Like much traditional Ningbo cuisine, John was simple but ingenious, with a powerfully unpretentious character. Today there are 7.5 million Ningbo natives, yet Shanghai and its Shaoxing-wine soused “drunken crabs” steal the limelight.  There are few mentions of ha cha on the Internet and I have never heard of it being served in a restaurant. Other cured brachyura include the Korean chili-based yangnyeom gejang and soy-doused ganjang gejang, preparations so popular that the city of Gwangju boasts a “Street of Seasoned Raw Crab & Boiled Rice.” It seems that the only edible raw crab is the leg meat of zuwaigani (Hokkaido snow crab), which is turned into glistening sashimi. Eating more ordinary crab raw can cause serious infections from parasites like the ugly-sounding and acting lung fluke.
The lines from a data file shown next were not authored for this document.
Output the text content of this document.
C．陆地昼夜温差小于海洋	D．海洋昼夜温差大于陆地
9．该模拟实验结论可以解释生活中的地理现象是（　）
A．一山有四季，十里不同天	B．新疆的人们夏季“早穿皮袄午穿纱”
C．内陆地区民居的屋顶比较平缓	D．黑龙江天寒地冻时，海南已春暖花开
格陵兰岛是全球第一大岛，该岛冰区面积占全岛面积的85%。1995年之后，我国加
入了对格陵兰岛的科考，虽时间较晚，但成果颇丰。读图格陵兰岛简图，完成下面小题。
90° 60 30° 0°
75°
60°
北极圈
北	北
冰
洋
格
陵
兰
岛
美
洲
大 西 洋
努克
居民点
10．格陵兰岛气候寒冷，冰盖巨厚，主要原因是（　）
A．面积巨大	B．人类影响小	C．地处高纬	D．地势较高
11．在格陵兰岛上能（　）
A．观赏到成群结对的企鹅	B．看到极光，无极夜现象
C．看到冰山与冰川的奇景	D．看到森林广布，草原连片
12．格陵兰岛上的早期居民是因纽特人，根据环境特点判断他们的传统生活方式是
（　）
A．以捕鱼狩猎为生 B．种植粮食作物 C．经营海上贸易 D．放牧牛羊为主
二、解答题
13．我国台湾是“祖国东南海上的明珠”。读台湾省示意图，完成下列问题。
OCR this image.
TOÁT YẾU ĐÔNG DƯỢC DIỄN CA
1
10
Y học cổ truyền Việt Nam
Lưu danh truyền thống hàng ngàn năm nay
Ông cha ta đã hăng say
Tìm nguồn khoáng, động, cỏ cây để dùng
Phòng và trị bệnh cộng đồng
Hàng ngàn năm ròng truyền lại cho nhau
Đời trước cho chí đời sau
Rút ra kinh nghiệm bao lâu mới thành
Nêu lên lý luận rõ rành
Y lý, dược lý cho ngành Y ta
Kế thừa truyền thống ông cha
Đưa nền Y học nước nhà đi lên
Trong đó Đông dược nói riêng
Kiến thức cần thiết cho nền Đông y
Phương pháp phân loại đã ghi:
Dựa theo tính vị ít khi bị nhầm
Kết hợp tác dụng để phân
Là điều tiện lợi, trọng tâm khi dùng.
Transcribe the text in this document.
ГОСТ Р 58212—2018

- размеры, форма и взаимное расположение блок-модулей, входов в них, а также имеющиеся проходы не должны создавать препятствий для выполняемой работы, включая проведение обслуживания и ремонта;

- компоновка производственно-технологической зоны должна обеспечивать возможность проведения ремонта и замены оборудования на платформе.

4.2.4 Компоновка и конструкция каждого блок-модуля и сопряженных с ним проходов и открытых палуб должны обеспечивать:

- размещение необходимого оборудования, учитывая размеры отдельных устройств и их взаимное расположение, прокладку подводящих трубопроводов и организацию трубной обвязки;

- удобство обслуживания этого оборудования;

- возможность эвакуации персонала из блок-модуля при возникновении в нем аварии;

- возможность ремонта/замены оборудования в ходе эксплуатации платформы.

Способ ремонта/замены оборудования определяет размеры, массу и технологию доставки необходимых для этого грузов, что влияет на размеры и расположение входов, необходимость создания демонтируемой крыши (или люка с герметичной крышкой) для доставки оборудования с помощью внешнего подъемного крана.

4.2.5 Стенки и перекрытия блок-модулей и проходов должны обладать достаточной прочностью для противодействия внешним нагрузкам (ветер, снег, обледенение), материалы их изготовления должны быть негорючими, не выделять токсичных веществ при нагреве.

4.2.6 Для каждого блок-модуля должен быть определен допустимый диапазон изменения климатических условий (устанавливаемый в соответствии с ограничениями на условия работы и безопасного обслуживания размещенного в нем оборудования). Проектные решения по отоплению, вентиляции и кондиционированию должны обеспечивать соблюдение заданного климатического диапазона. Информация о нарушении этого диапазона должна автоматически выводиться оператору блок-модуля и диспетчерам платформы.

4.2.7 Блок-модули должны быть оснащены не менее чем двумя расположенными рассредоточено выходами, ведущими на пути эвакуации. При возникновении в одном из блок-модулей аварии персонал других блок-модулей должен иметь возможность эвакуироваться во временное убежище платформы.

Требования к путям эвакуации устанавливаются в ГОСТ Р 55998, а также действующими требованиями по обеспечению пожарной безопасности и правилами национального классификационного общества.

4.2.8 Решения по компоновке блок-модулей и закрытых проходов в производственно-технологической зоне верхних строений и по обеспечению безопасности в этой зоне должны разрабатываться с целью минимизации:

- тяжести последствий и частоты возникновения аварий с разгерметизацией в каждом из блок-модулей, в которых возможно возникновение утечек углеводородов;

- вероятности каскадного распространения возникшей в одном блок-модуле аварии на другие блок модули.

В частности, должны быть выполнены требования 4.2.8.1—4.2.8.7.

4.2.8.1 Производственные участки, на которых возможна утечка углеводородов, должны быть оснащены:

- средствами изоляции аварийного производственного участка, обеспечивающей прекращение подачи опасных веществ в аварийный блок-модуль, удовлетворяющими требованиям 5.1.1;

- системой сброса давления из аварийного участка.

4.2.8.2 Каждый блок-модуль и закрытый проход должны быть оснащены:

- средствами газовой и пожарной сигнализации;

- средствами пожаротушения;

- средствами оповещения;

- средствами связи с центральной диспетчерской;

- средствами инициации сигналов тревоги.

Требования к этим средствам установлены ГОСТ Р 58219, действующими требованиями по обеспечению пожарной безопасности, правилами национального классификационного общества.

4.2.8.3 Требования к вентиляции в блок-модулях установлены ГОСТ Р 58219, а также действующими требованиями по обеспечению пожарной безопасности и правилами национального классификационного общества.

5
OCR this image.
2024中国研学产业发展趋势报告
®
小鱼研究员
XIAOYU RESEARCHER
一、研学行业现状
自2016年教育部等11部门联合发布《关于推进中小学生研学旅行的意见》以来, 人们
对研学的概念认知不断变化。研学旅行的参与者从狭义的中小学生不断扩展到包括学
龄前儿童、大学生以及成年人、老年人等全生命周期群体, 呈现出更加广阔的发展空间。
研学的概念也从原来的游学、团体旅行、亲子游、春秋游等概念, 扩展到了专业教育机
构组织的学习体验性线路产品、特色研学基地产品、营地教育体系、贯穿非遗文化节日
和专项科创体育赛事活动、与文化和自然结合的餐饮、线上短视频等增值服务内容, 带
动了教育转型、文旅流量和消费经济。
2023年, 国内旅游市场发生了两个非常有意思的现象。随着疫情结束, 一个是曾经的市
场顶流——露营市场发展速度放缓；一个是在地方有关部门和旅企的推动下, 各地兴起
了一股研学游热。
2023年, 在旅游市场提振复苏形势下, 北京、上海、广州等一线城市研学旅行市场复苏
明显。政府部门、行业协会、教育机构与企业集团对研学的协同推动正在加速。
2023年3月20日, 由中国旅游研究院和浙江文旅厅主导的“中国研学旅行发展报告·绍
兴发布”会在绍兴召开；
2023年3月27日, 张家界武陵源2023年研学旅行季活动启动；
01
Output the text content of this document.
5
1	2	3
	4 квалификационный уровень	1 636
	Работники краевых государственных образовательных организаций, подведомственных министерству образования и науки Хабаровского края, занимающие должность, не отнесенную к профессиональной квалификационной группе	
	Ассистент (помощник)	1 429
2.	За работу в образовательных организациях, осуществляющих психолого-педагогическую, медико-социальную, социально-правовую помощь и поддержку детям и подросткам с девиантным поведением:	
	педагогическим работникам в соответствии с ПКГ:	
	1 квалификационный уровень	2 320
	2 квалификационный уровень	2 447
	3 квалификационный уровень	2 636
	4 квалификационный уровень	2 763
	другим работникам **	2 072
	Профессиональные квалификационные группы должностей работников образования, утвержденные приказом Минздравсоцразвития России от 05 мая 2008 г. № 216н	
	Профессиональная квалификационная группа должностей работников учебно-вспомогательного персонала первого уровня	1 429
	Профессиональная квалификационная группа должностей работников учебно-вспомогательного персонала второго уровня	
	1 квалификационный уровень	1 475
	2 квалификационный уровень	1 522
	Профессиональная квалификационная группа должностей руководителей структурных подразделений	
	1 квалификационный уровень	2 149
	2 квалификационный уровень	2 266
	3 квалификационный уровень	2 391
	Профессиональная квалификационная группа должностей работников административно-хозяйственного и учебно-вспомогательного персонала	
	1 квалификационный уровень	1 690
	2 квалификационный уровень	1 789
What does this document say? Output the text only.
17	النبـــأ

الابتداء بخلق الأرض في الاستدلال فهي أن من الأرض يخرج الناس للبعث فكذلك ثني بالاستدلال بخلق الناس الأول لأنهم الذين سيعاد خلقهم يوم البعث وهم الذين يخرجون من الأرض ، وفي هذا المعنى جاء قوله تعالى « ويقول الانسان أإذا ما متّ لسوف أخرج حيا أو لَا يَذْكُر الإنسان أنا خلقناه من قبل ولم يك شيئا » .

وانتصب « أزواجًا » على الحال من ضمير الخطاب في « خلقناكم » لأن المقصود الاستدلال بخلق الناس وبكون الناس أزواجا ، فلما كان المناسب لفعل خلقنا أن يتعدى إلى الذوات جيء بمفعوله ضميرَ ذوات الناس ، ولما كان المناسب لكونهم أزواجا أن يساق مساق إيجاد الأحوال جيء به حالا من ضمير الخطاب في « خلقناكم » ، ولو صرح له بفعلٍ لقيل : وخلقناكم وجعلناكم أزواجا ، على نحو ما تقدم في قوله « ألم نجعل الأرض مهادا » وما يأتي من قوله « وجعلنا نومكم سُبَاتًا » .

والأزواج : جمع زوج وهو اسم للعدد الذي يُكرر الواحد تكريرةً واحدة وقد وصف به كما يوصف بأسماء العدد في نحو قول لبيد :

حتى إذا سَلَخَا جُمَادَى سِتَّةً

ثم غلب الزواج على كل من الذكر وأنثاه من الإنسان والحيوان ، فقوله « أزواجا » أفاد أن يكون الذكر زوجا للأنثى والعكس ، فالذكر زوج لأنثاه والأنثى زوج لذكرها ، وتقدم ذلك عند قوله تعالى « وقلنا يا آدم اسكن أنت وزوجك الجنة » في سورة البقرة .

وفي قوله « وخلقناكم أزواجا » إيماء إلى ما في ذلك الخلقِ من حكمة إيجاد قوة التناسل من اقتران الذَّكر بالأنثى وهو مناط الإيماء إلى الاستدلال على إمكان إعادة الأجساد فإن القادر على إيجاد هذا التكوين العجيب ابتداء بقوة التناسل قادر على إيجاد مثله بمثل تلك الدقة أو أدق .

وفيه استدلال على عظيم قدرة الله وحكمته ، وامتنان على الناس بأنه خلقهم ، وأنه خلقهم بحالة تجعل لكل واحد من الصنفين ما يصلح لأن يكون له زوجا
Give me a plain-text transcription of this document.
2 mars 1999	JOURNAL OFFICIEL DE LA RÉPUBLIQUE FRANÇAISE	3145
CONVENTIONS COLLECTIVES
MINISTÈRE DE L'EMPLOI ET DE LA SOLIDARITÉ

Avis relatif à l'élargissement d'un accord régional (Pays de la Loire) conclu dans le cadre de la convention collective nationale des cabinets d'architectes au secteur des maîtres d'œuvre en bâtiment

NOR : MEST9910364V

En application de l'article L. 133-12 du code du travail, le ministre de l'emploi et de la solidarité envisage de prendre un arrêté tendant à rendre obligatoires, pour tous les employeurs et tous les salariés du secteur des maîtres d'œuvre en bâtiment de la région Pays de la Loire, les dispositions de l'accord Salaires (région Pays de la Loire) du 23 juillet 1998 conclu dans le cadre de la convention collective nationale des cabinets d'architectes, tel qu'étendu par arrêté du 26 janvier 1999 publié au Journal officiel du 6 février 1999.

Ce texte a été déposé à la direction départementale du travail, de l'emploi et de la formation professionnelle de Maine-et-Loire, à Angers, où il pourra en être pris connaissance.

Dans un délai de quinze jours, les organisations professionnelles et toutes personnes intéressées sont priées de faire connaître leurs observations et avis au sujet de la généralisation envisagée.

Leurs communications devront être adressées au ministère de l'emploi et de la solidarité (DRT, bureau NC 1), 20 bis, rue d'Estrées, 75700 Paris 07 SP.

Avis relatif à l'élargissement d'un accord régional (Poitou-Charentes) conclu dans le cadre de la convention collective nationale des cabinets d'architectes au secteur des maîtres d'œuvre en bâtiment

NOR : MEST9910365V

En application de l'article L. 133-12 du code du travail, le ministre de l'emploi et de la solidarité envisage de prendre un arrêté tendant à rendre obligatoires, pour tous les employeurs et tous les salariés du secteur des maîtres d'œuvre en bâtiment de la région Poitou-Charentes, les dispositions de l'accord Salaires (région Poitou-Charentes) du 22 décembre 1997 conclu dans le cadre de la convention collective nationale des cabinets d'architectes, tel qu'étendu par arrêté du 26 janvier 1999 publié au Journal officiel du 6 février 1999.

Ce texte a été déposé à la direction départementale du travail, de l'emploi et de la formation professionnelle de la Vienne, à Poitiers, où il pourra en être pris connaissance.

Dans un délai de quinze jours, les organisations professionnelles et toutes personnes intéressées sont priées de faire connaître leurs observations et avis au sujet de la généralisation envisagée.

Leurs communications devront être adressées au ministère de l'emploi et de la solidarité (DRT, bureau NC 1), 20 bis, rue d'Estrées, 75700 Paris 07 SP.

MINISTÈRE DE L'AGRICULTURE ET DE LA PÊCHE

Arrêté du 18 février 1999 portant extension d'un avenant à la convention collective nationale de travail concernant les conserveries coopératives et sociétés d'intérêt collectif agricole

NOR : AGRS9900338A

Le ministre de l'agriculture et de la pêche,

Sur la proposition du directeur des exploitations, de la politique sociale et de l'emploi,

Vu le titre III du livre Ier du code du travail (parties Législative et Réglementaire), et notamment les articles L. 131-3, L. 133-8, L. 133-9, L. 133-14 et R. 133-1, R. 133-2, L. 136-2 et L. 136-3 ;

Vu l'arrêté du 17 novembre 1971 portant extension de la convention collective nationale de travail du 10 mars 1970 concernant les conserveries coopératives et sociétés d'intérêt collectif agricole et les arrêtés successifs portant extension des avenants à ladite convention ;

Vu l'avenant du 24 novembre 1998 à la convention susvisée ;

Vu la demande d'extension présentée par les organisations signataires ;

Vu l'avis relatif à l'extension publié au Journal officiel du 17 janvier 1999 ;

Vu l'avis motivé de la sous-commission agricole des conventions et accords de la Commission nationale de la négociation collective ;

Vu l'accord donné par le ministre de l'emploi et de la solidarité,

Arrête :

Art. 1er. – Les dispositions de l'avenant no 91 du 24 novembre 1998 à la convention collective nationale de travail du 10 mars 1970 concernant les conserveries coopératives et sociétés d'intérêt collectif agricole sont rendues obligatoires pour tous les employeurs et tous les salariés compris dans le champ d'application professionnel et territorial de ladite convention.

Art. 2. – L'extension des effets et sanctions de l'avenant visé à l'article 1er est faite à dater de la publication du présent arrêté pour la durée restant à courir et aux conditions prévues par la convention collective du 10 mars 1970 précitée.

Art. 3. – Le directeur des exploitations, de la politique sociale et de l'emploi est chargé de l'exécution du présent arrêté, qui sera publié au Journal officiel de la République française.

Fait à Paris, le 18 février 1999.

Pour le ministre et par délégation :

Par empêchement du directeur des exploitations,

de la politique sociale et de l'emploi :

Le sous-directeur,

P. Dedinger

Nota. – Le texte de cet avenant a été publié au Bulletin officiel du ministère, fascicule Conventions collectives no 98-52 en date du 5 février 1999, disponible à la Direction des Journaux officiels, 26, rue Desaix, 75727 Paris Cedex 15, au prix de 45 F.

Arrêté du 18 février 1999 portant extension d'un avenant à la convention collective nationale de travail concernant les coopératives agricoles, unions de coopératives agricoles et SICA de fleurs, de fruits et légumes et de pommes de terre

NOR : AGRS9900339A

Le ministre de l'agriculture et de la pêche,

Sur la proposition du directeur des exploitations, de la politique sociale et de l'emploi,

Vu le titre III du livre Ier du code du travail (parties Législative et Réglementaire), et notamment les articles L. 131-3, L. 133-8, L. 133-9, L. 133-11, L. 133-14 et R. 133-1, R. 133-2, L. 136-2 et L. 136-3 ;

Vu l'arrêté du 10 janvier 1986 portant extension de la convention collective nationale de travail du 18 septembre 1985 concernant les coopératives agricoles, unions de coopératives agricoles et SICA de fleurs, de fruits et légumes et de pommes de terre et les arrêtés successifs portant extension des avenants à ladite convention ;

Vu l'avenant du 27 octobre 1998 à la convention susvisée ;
Ha cha, ceviche, and other cured foods (think lox, ham) might appear raw to the uninitiated, but they are ready to eat.

John Gun Pin (Laurie Edelman)
John Gun Pin (Laurie Edelman)

Here’s how Rose and John’s daughter Doreen suggests curing raw crab:

Cut the live crab in half.  Remove the top shell. Discard the eyes, mouth parts, gills, and flipper legs. Scrub well. Using a heavy cleaver, chop the bodies into small fragments. Combine with the meat from either end of the top shell. Add approximately one teaspoon salt for each cup of minced crab, and leave for at least two days in the refrigerator. Before serving, a small amount of rice wine vinegar and sugar is added. You can also add hot chili spice. The cracked claws, and orangey-colored stuff (the hepatopancreas) are similarly prepared. As you can see nothing is wasted.

Just as Ningbo people treasure seafood, Cantonese old timers have a penchant for songbirds. Original dim sum parlors featured hooks where widowers hung their caged warblers, sipped tea, ate a delicacy or three, and pondered the ironies of agile minds trapped in ailing bodies. John Pin was no such sentimentalist—he salted crab because it tastes good.

The author is grateful for the longtime friendship of John and Rose Pin’s children, Doreen, Kenneth, and Michael, whose assistance made writing this essay a great pleasure.

Correction: This article originally misidentified the “orangey-colored stuff” of the crab as brains. The stuff is, in fact, the crab’s hepatopancreas.